Mercredi 12 août, 11h, quartier Sainte-Thérèse. Victoria, infirmière, et Anthony, travailleur social, entament leur maraude avec un visage familier : Bruno, 55 ans dont 20 passés dans la rue. Malvoyant, il vit sous un préau sommairement aménagé. Accrochés au-dessus de son lit, des posters de Messi et Ronaldo témoignent de sa passion pour le ballon rond. « Je ne rate aucun match à la radio », explique ce fan du Barça qui travaillait plus jeune dans le milieu équestre.
L’orage qui s’est abattu sur Nantes vient chasser la vague de chaleur, un soulagement pour Bruno. « Le soleil, c’est vraiment ce qu’il y a de plus dur. » Si l’hiver est particulièrement difficile pour les sans-abri, la saison estivale met également les corps à rude épreuve avec des risques de déshydratation et d’hyperthermie. « Nous adaptons nos horaires pour être présents aux heures les plus chaudes et nous distribuons beaucoup de bouteilles d’eau et de brumisateurs », précise Anthony. « Nous expliquons également comment repérer les signes précurseurs d’une déshydratation et nous rappelons les bons réflexes à avoir comme se mettre le plus possible à l’ombre », complète Victoria.
Après une course à la pharmacie pour chercher des médicaments et quelques échanges footballistiques, le binôme quitte le préau de Bruno.

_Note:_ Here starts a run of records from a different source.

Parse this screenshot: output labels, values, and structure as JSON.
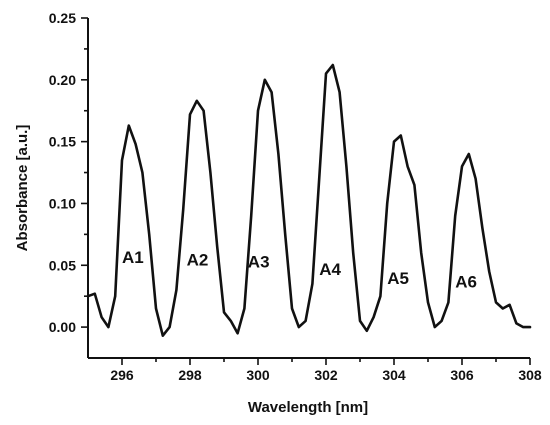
{
  "chart_data": {
    "type": "line",
    "xlabel": "Wavelength [nm]",
    "ylabel": "Absorbance [a.u.]",
    "xlim": [
      295,
      308
    ],
    "ylim": [
      -0.025,
      0.25
    ],
    "xticks": [
      296,
      298,
      300,
      302,
      304,
      306,
      308
    ],
    "yticks": [
      0.0,
      0.05,
      0.1,
      0.15,
      0.2,
      0.25
    ],
    "ytick_labels": [
      "0.00",
      "0.05",
      "0.10",
      "0.15",
      "0.20",
      "0.25"
    ],
    "grid": false,
    "series": [
      {
        "x": [
          295.0,
          295.2,
          295.4,
          295.6,
          295.8,
          296.0,
          296.2,
          296.4,
          296.6,
          296.8,
          297.0,
          297.2,
          297.4,
          297.6,
          297.8,
          298.0,
          298.2,
          298.4,
          298.6,
          298.8,
          299.0,
          299.2,
          299.4,
          299.6,
          299.8,
          300.0,
          300.2,
          300.4,
          300.6,
          300.8,
          301.0,
          301.2,
          301.4,
          301.6,
          301.8,
          302.0,
          302.2,
          302.4,
          302.6,
          302.8,
          303.0,
          303.2,
          303.4,
          303.6,
          303.8,
          304.0,
          304.2,
          304.4,
          304.6,
          304.8,
          305.0,
          305.2,
          305.4,
          305.6,
          305.8,
          306.0,
          306.2,
          306.4,
          306.6,
          306.8,
          307.0,
          307.2,
          307.4,
          307.6,
          307.8,
          308.0
        ],
        "y": [
          0.025,
          0.027,
          0.008,
          0.0,
          0.025,
          0.135,
          0.163,
          0.148,
          0.125,
          0.075,
          0.015,
          -0.007,
          0.0,
          0.03,
          0.095,
          0.172,
          0.183,
          0.175,
          0.125,
          0.065,
          0.012,
          0.005,
          -0.005,
          0.015,
          0.09,
          0.175,
          0.2,
          0.19,
          0.14,
          0.075,
          0.015,
          0.0,
          0.005,
          0.035,
          0.12,
          0.205,
          0.212,
          0.19,
          0.13,
          0.06,
          0.005,
          -0.003,
          0.008,
          0.025,
          0.1,
          0.15,
          0.155,
          0.13,
          0.115,
          0.06,
          0.02,
          0.0,
          0.005,
          0.02,
          0.09,
          0.13,
          0.14,
          0.12,
          0.08,
          0.045,
          0.02,
          0.015,
          0.018,
          0.003,
          0.0,
          0.0
        ]
      }
    ],
    "annotations": [
      {
        "text": "A1",
        "x": 296.0,
        "y": 0.052
      },
      {
        "text": "A2",
        "x": 297.9,
        "y": 0.05
      },
      {
        "text": "A3",
        "x": 299.7,
        "y": 0.048
      },
      {
        "text": "A4",
        "x": 301.8,
        "y": 0.042
      },
      {
        "text": "A5",
        "x": 303.8,
        "y": 0.035
      },
      {
        "text": "A6",
        "x": 305.8,
        "y": 0.032
      }
    ]
  }
}
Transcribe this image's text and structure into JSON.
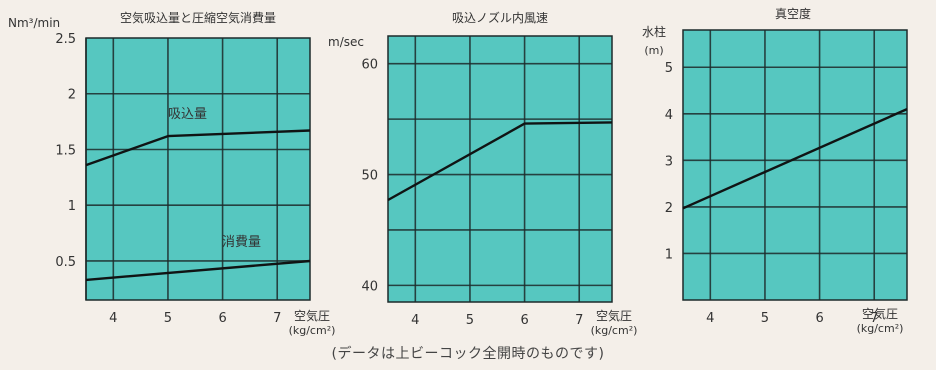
{
  "colors": {
    "plot_bg": "#56c7c0",
    "grid": "#1d2a2a",
    "line": "#101414",
    "page_bg": "#f4efe9"
  },
  "footnote": "(データは上ビーコック全開時のものです)",
  "chart_data": [
    {
      "type": "line",
      "title": "空気吸込量と圧縮空気消費量",
      "ylabel": "Nm³/min",
      "xlabel": "空気圧 (kg/cm²)",
      "x_ticks": [
        "4",
        "5",
        "6",
        "7"
      ],
      "y_ticks": [
        "0.5",
        "1",
        "1.5",
        "2",
        "2.5"
      ],
      "xlim": [
        3.5,
        7.6
      ],
      "ylim": [
        0.15,
        2.5
      ],
      "grid": true,
      "series": [
        {
          "name": "吸込量",
          "x": [
            3.5,
            5.0,
            7.6
          ],
          "y": [
            1.36,
            1.62,
            1.67
          ]
        },
        {
          "name": "消費量",
          "x": [
            3.5,
            7.6
          ],
          "y": [
            0.33,
            0.5
          ]
        }
      ]
    },
    {
      "type": "line",
      "title": "吸込ノズル内風速",
      "ylabel": "m/sec",
      "xlabel": "空気圧 (kg/cm²)",
      "x_ticks": [
        "4",
        "5",
        "6",
        "7"
      ],
      "y_ticks": [
        "40",
        "50",
        "60"
      ],
      "xlim": [
        3.5,
        7.6
      ],
      "ylim": [
        38.5,
        62.5
      ],
      "grid": true,
      "series": [
        {
          "name": "",
          "x": [
            3.5,
            6.0,
            7.6
          ],
          "y": [
            47.7,
            54.6,
            54.7
          ]
        }
      ]
    },
    {
      "type": "line",
      "title": "真空度",
      "ylabel": "水柱 (m)",
      "xlabel": "空気圧 (kg/cm²)",
      "x_ticks": [
        "4",
        "5",
        "6",
        "7"
      ],
      "y_ticks": [
        "1",
        "2",
        "3",
        "4",
        "5"
      ],
      "xlim": [
        3.5,
        7.6
      ],
      "ylim": [
        0,
        5.8
      ],
      "grid": true,
      "series": [
        {
          "name": "",
          "x": [
            3.5,
            7.6
          ],
          "y": [
            1.97,
            4.1
          ]
        }
      ]
    }
  ]
}
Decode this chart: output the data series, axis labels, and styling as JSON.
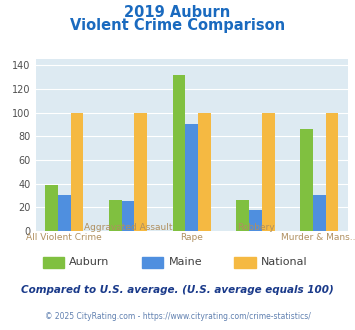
{
  "title_line1": "2019 Auburn",
  "title_line2": "Violent Crime Comparison",
  "categories_top": [
    "",
    "Aggravated Assault",
    "",
    "Robbery",
    ""
  ],
  "categories_bot": [
    "All Violent Crime",
    "",
    "Rape",
    "",
    "Murder & Mans..."
  ],
  "series": {
    "Auburn": [
      39,
      26,
      132,
      26,
      86
    ],
    "Maine": [
      30,
      25,
      90,
      18,
      30
    ],
    "National": [
      100,
      100,
      100,
      100,
      100
    ]
  },
  "colors": {
    "Auburn": "#80c040",
    "Maine": "#4f8fdf",
    "National": "#f5b942"
  },
  "ylim": [
    0,
    145
  ],
  "yticks": [
    0,
    20,
    40,
    60,
    80,
    100,
    120,
    140
  ],
  "background_color": "#ddeaf2",
  "title_color": "#1a6abf",
  "xlabel_color": "#b09060",
  "legend_text_color": "#404040",
  "footer_text": "Compared to U.S. average. (U.S. average equals 100)",
  "credit_text": "© 2025 CityRating.com - https://www.cityrating.com/crime-statistics/",
  "footer_color": "#1a3a8a",
  "credit_color": "#6080b0"
}
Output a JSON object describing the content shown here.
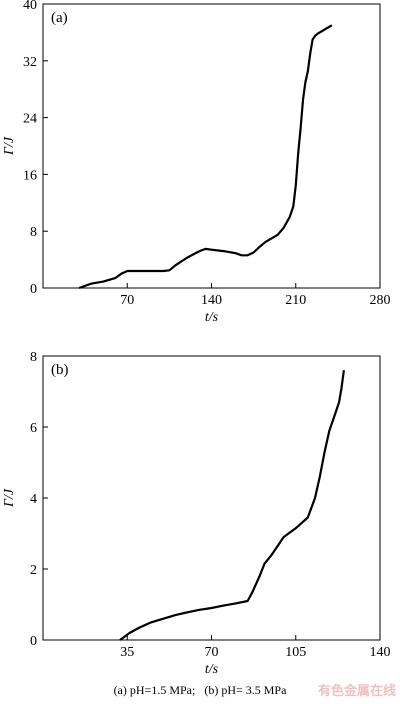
{
  "chart_data": [
    {
      "type": "line",
      "panel_label": "(a)",
      "xlabel": "t/s",
      "ylabel": "Γ/J",
      "xlim": [
        0,
        280
      ],
      "ylim": [
        0,
        40
      ],
      "xticks": [
        70,
        140,
        210,
        280
      ],
      "yticks": [
        0,
        8,
        16,
        24,
        32,
        40
      ],
      "tick_labels_x": [
        "70",
        "140",
        "210",
        "280"
      ],
      "tick_labels_y": [
        "0",
        "8",
        "16",
        "24",
        "32",
        "40"
      ],
      "grid": false,
      "series": [
        {
          "x": [
            30,
            40,
            50,
            60,
            65,
            70,
            75,
            80,
            90,
            100,
            105,
            110,
            120,
            130,
            135,
            140,
            150,
            160,
            165,
            170,
            175,
            180,
            185,
            190,
            195,
            200,
            205,
            208,
            210,
            212,
            214,
            216,
            218,
            220,
            222,
            224,
            226,
            228,
            232,
            236,
            240
          ],
          "y": [
            0,
            0.6,
            0.9,
            1.4,
            2.0,
            2.4,
            2.4,
            2.4,
            2.4,
            2.4,
            2.5,
            3.2,
            4.3,
            5.2,
            5.5,
            5.4,
            5.2,
            4.9,
            4.6,
            4.6,
            5.0,
            5.8,
            6.5,
            7.0,
            7.5,
            8.5,
            10.0,
            11.5,
            14.5,
            19.0,
            22.5,
            26.5,
            29.0,
            30.5,
            33.0,
            35.0,
            35.5,
            35.8,
            36.2,
            36.6,
            37.0
          ]
        }
      ]
    },
    {
      "type": "line",
      "panel_label": "(b)",
      "xlabel": "t/s",
      "ylabel": "Γ/J",
      "xlim": [
        0,
        140
      ],
      "ylim": [
        0,
        8
      ],
      "xticks": [
        35,
        70,
        105,
        140
      ],
      "yticks": [
        0,
        2,
        4,
        6,
        8
      ],
      "tick_labels_x": [
        "35",
        "70",
        "105",
        "140"
      ],
      "tick_labels_y": [
        "0",
        "2",
        "4",
        "6",
        "8"
      ],
      "grid": false,
      "series": [
        {
          "x": [
            32,
            36,
            40,
            45,
            50,
            55,
            60,
            65,
            70,
            75,
            80,
            85,
            87,
            90,
            92,
            95,
            98,
            100,
            105,
            110,
            113,
            115,
            117,
            119,
            121,
            123,
            124,
            125
          ],
          "y": [
            0,
            0.2,
            0.35,
            0.5,
            0.6,
            0.7,
            0.78,
            0.85,
            0.9,
            0.97,
            1.03,
            1.1,
            1.35,
            1.8,
            2.15,
            2.4,
            2.7,
            2.9,
            3.15,
            3.45,
            4.0,
            4.6,
            5.3,
            5.9,
            6.3,
            6.7,
            7.1,
            7.6
          ]
        }
      ]
    }
  ],
  "caption": {
    "part_a": "(a)   pH=1.5 MPa;",
    "part_b": "(b)   pH= 3.5 MPa"
  },
  "watermark": "有色金属在线"
}
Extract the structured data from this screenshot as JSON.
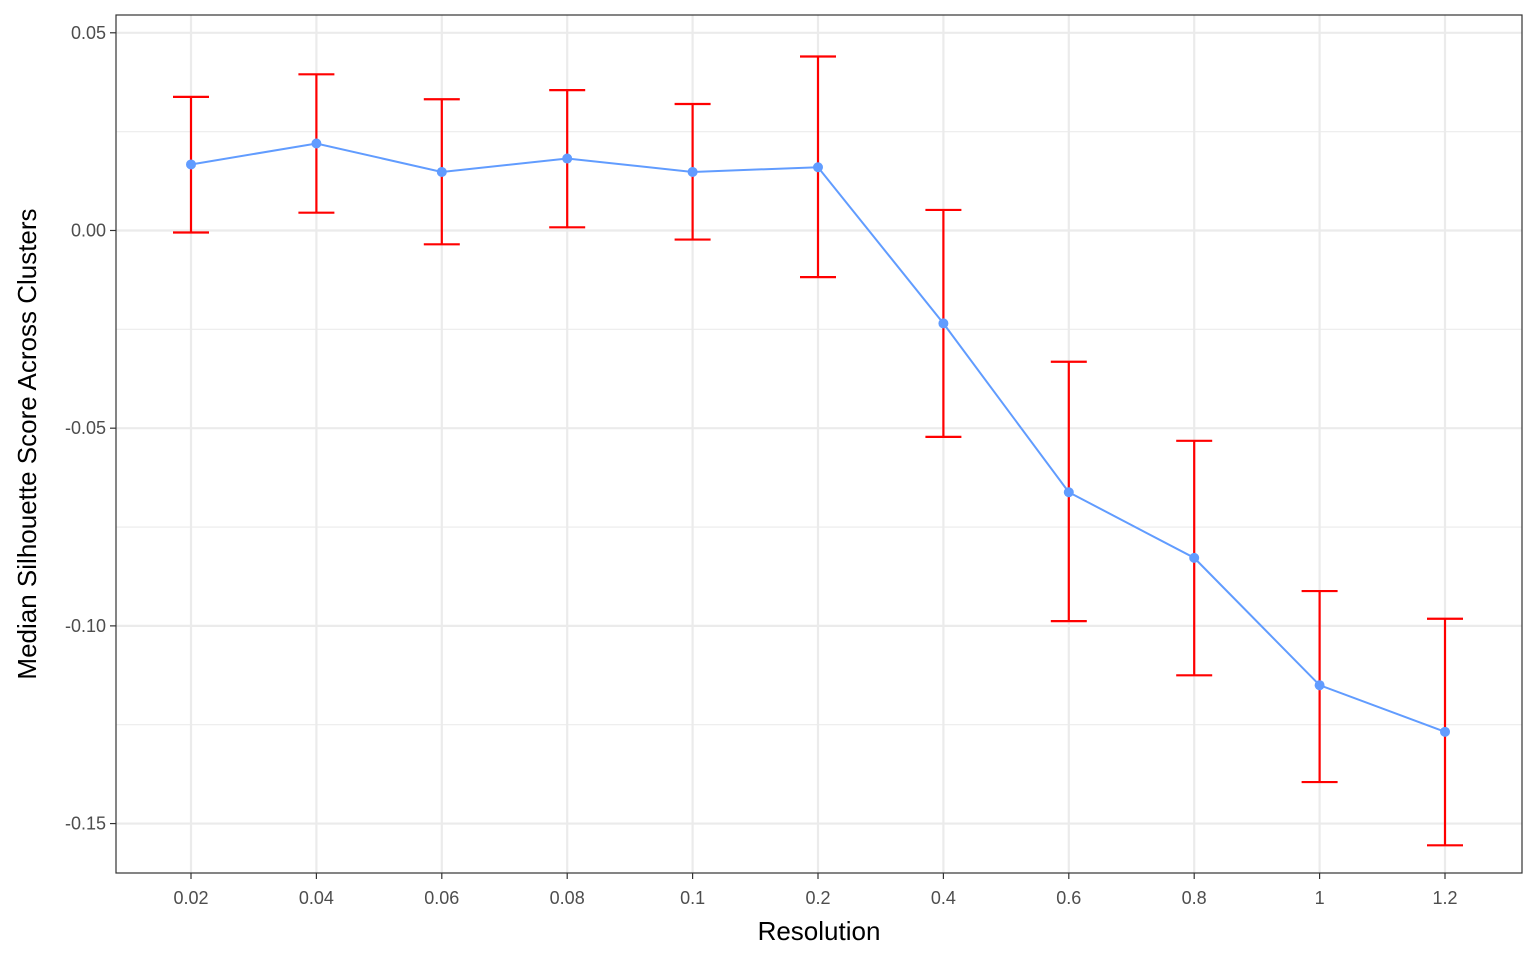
{
  "chart_data": {
    "type": "line",
    "title": "",
    "xlabel": "Resolution",
    "ylabel": "Median Silhouette Score Across Clusters",
    "categories": [
      "0.02",
      "0.04",
      "0.06",
      "0.08",
      "0.1",
      "0.2",
      "0.4",
      "0.6",
      "0.8",
      "1",
      "1.2"
    ],
    "series": [
      {
        "values": [
          0.0167,
          0.022,
          0.0148,
          0.0182,
          0.0148,
          0.016,
          -0.0235,
          -0.0662,
          -0.0828,
          -0.115,
          -0.1268
        ],
        "error_low": [
          -0.0005,
          0.0045,
          -0.0035,
          0.0008,
          -0.0023,
          -0.0118,
          -0.0522,
          -0.0988,
          -0.1125,
          -0.1395,
          -0.1555
        ],
        "error_high": [
          0.0338,
          0.0395,
          0.0332,
          0.0355,
          0.032,
          0.044,
          0.0052,
          -0.0332,
          -0.0532,
          -0.0912,
          -0.0982
        ]
      }
    ],
    "ylim": [
      -0.1625,
      0.0545
    ],
    "yticks": [
      0.05,
      0.0,
      -0.05,
      -0.1,
      -0.15
    ],
    "ytick_labels": [
      "0.05",
      "0.00",
      "-0.05",
      "-0.10",
      "-0.15"
    ],
    "grid": true,
    "legend": "none",
    "colors": {
      "line": "#619CFF",
      "point": "#619CFF",
      "errorbar": "#FF0000",
      "grid": "#EBEBEB",
      "border": "#333333"
    }
  }
}
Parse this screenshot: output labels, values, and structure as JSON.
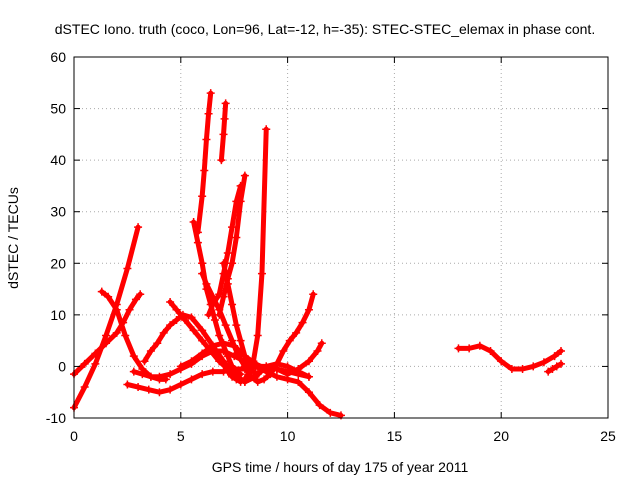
{
  "chart_data": {
    "type": "scatter",
    "title": "dSTEC Iono. truth (coco, Lon=96, Lat=-12, h=-35): STEC-STEC_elemax in phase cont.",
    "xlabel": "GPS time / hours of day 175 of year 2011",
    "ylabel": "dSTEC  / TECUs",
    "xlim": [
      0,
      25
    ],
    "ylim": [
      -10,
      60
    ],
    "x_ticks": [
      0,
      5,
      10,
      15,
      20,
      25
    ],
    "y_ticks": [
      -10,
      0,
      10,
      20,
      30,
      40,
      50,
      60
    ],
    "x_tick_labels": [
      "0",
      "5",
      "10",
      "15",
      "20",
      "25"
    ],
    "y_tick_labels": [
      "-10",
      "0",
      "10",
      "20",
      "30",
      "40",
      "50",
      "60"
    ],
    "grid": true,
    "marker": "plus",
    "color": "#ff0000",
    "series": [
      {
        "x": [
          0.0,
          0.5,
          1.0,
          1.5,
          2.0,
          2.5,
          3.0
        ],
        "y": [
          -8.0,
          -4.0,
          0.5,
          6.0,
          12.0,
          19.0,
          27.0
        ]
      },
      {
        "x": [
          0.0,
          0.5,
          1.0,
          1.5,
          2.0,
          2.3,
          2.6,
          2.9,
          3.1
        ],
        "y": [
          -1.5,
          0.5,
          2.5,
          4.5,
          6.5,
          8.5,
          11.0,
          13.0,
          14.0
        ]
      },
      {
        "x": [
          1.3,
          1.6,
          2.0,
          2.4,
          2.8,
          3.2,
          3.6,
          4.0,
          4.3
        ],
        "y": [
          14.5,
          13.5,
          11.0,
          6.0,
          2.0,
          -0.5,
          -2.0,
          -2.5,
          -2.5
        ]
      },
      {
        "x": [
          2.5,
          3.0,
          3.5,
          4.0,
          4.5,
          5.0,
          5.5,
          6.0,
          6.5,
          7.0,
          7.5,
          8.0,
          8.5,
          9.0,
          9.5,
          10.0,
          10.5,
          11.0
        ],
        "y": [
          -3.5,
          -4.0,
          -4.5,
          -5.0,
          -4.5,
          -3.5,
          -2.5,
          -1.5,
          -1.0,
          -1.0,
          -0.5,
          -0.5,
          0.0,
          0.0,
          -0.5,
          -1.0,
          -1.5,
          -2.0
        ]
      },
      {
        "x": [
          2.8,
          3.2,
          3.6,
          4.0,
          4.5,
          5.0,
          5.5,
          6.0,
          6.5,
          7.0,
          7.5,
          8.0,
          8.5,
          9.0,
          9.5,
          10.0,
          10.5,
          11.0,
          11.5,
          12.0,
          12.5
        ],
        "y": [
          -1.0,
          -1.5,
          -2.0,
          -2.0,
          -1.5,
          -0.5,
          0.5,
          2.0,
          3.0,
          3.0,
          2.0,
          1.0,
          0.0,
          -1.0,
          -2.0,
          -2.5,
          -3.0,
          -5.0,
          -7.5,
          -9.0,
          -9.5
        ]
      },
      {
        "x": [
          3.3,
          3.6,
          3.9,
          4.2,
          4.5,
          4.8,
          5.1,
          5.5,
          6.0,
          6.5,
          7.0,
          7.5,
          8.0,
          8.5,
          9.0,
          9.5,
          10.0,
          10.5,
          11.0
        ],
        "y": [
          1.0,
          3.0,
          4.5,
          6.5,
          8.0,
          9.0,
          10.0,
          9.5,
          7.0,
          4.0,
          1.0,
          -1.5,
          -3.0,
          -2.0,
          0.0,
          0.5,
          0.0,
          -1.0,
          -2.0
        ]
      },
      {
        "x": [
          4.5,
          4.8,
          5.2,
          5.6,
          6.0,
          6.4,
          6.8,
          7.2,
          7.5,
          7.8
        ],
        "y": [
          12.5,
          11.0,
          9.0,
          7.0,
          5.0,
          3.0,
          1.0,
          -0.5,
          -1.0,
          -1.5
        ]
      },
      {
        "x": [
          5.0,
          5.5,
          6.0,
          6.5,
          7.0,
          7.5,
          8.0,
          8.5,
          9.0,
          9.5,
          10.0,
          10.5,
          11.0,
          11.4,
          11.6
        ],
        "y": [
          0.0,
          1.0,
          2.5,
          4.0,
          4.5,
          4.0,
          2.0,
          0.5,
          -0.5,
          -0.5,
          -1.5,
          -0.5,
          1.0,
          3.0,
          4.5
        ]
      },
      {
        "x": [
          5.6,
          5.8,
          6.0,
          6.2,
          6.4,
          6.6,
          6.8,
          7.0,
          7.2,
          7.4,
          7.6,
          7.8,
          8.0
        ],
        "y": [
          28.0,
          24.0,
          20.0,
          15.0,
          12.0,
          9.0,
          6.0,
          4.0,
          2.0,
          0.0,
          -1.5,
          -2.5,
          -3.0
        ]
      },
      {
        "x": [
          5.8,
          6.0,
          6.1,
          6.2,
          6.3,
          6.4
        ],
        "y": [
          26.0,
          33.0,
          38.0,
          44.0,
          49.0,
          53.0
        ]
      },
      {
        "x": [
          6.0,
          6.2,
          6.5,
          6.8,
          7.1,
          7.4,
          7.7,
          8.0,
          8.3,
          8.6,
          8.9,
          9.2,
          9.5,
          9.8,
          10.1,
          10.4,
          10.7,
          11.0,
          11.2
        ],
        "y": [
          18.0,
          16.0,
          13.5,
          11.0,
          8.0,
          5.0,
          2.0,
          0.0,
          -2.0,
          -3.0,
          -2.5,
          -1.5,
          0.5,
          3.0,
          5.0,
          6.5,
          8.5,
          11.0,
          14.0
        ]
      },
      {
        "x": [
          6.3,
          6.5,
          6.8,
          7.0,
          7.2,
          7.4,
          7.6,
          7.8
        ],
        "y": [
          10.0,
          12.0,
          14.0,
          18.0,
          22.0,
          27.0,
          32.0,
          35.0
        ]
      },
      {
        "x": [
          6.9,
          7.0,
          7.05,
          7.1
        ],
        "y": [
          40.0,
          45.0,
          48.0,
          51.0
        ]
      },
      {
        "x": [
          6.8,
          7.0,
          7.2,
          7.4,
          7.6,
          7.8,
          8.0
        ],
        "y": [
          10.0,
          13.5,
          17.0,
          20.0,
          25.0,
          32.0,
          37.0
        ]
      },
      {
        "x": [
          7.0,
          7.2,
          7.4,
          7.6,
          7.8,
          8.0,
          8.2,
          8.4,
          8.6
        ],
        "y": [
          20.0,
          16.0,
          12.0,
          8.0,
          5.0,
          2.0,
          0.0,
          -1.0,
          -1.5
        ]
      },
      {
        "x": [
          7.2,
          7.4,
          7.6,
          7.8,
          8.0,
          8.2,
          8.4,
          8.6,
          8.8,
          9.0
        ],
        "y": [
          -1.0,
          -2.0,
          -2.5,
          -3.0,
          -2.5,
          -1.0,
          1.0,
          6.0,
          18.0,
          46.0
        ]
      },
      {
        "x": [
          18.0,
          18.5,
          19.0,
          19.5,
          20.0,
          20.5,
          21.0,
          21.5,
          22.0,
          22.5,
          22.8
        ],
        "y": [
          3.5,
          3.5,
          4.0,
          3.0,
          1.0,
          -0.5,
          -0.5,
          0.0,
          0.8,
          2.0,
          3.0
        ]
      },
      {
        "x": [
          22.2,
          22.4,
          22.6,
          22.8
        ],
        "y": [
          -1.0,
          -0.5,
          0.0,
          0.5
        ]
      }
    ]
  }
}
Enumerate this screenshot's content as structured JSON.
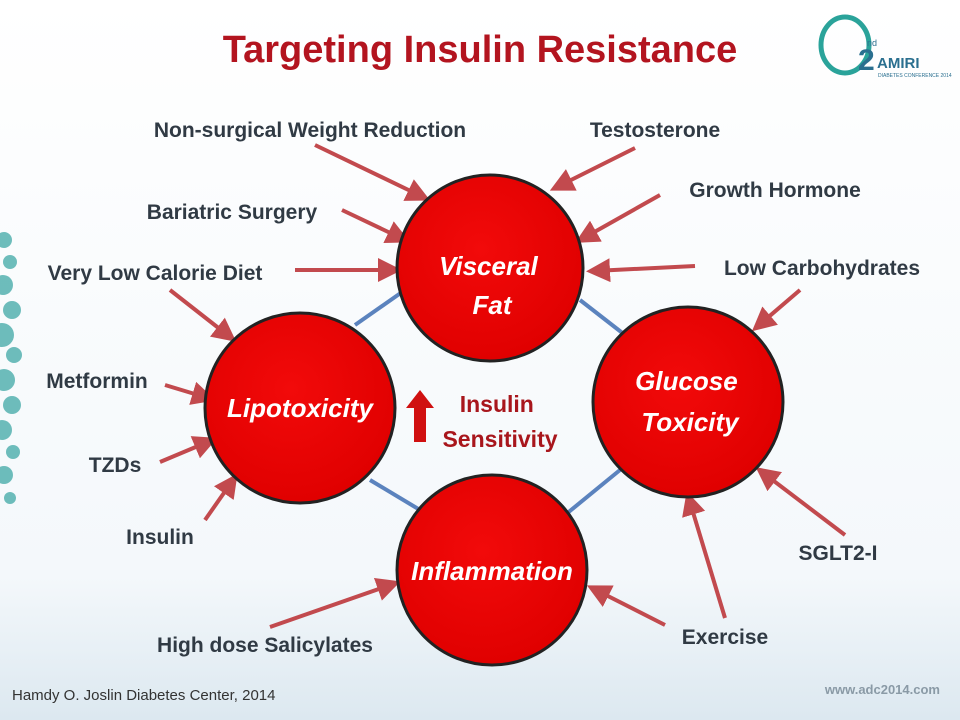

Ils reviendront le lendemain pour son anniversaire.
Un lien indispensable au cœur de l’été
« Bonjour, c’est le Samu social. Comment s’est passée la nuit avec l’orage ? » Sur les bords de l’Erdre, les maraudeurs distribuent des bouteilles d’eau et des kits de réduction des risques à des SDF vivant sous des tentes. Face à la crise sanitaire, ils sont aussi équipés en masques et en gel hydroalcoolique qu’ils fournissent en fonction des besoins.
Direction ensuite le Quartier de la création sur l’île de Nantes. Victoria et Anthony retrouvent Marc, 50 ans, en rupture familiale. Cet ancien professeur de musique a beaucoup voyagé avant d’arriver à Nantes il y a un an. Une bouteille d’eau, une couverture et une oreille attentive : le passage du Samu social lui permet « d’avoir un peu de conversation ». Un lien indispensable en période estivale, alors que la ville se vide et que les accueils de jour ferment leurs portes.
Piloté par le SIAO 44 (Service intégré de l’accueil et de l’orientation) et adhérent à la Fédération nationale des samu sociaux (FNSS), le Samu social de Nantes compte huit maraudeurs professionnels qui sillonnent 365 jours par an les rues de la ville. En 2019, les équipes ont rencontré 523 personnes, 79% d’hommes et 21% de femmes, aux profils variés : jeunes en rupture familiale, migrants, personnes en situation de grande exclusion avec de longs parcours de rue… Le Samu social les accompagne en respectant leur temporalité et le principe de libre adhésion. « L’idée, c’est vraiment d’être une première marche pour leur permettre d’accéder aux ressources de droit commun et sortir de la rue, précise Marie Dupas, cheffe de service au SIAO. Nous sommes une passerelle. »
La Ville de Nantes et une douzaine d’associations se mobilisent autour du dispositif Solidair’été – un accueil de jour temporaire ouvert rue Francisco-Ferrer. Jusqu’au 21 août, du lundi au vendredi, les usagers peuvent y prendre une collation et bénéficier de paniers-repas. Inauguré en février, l’espace Agnès-Varda reste également ouvert sur l’île de Nantes pour proposer un accueil de jour, un restaurant social et des bains douches.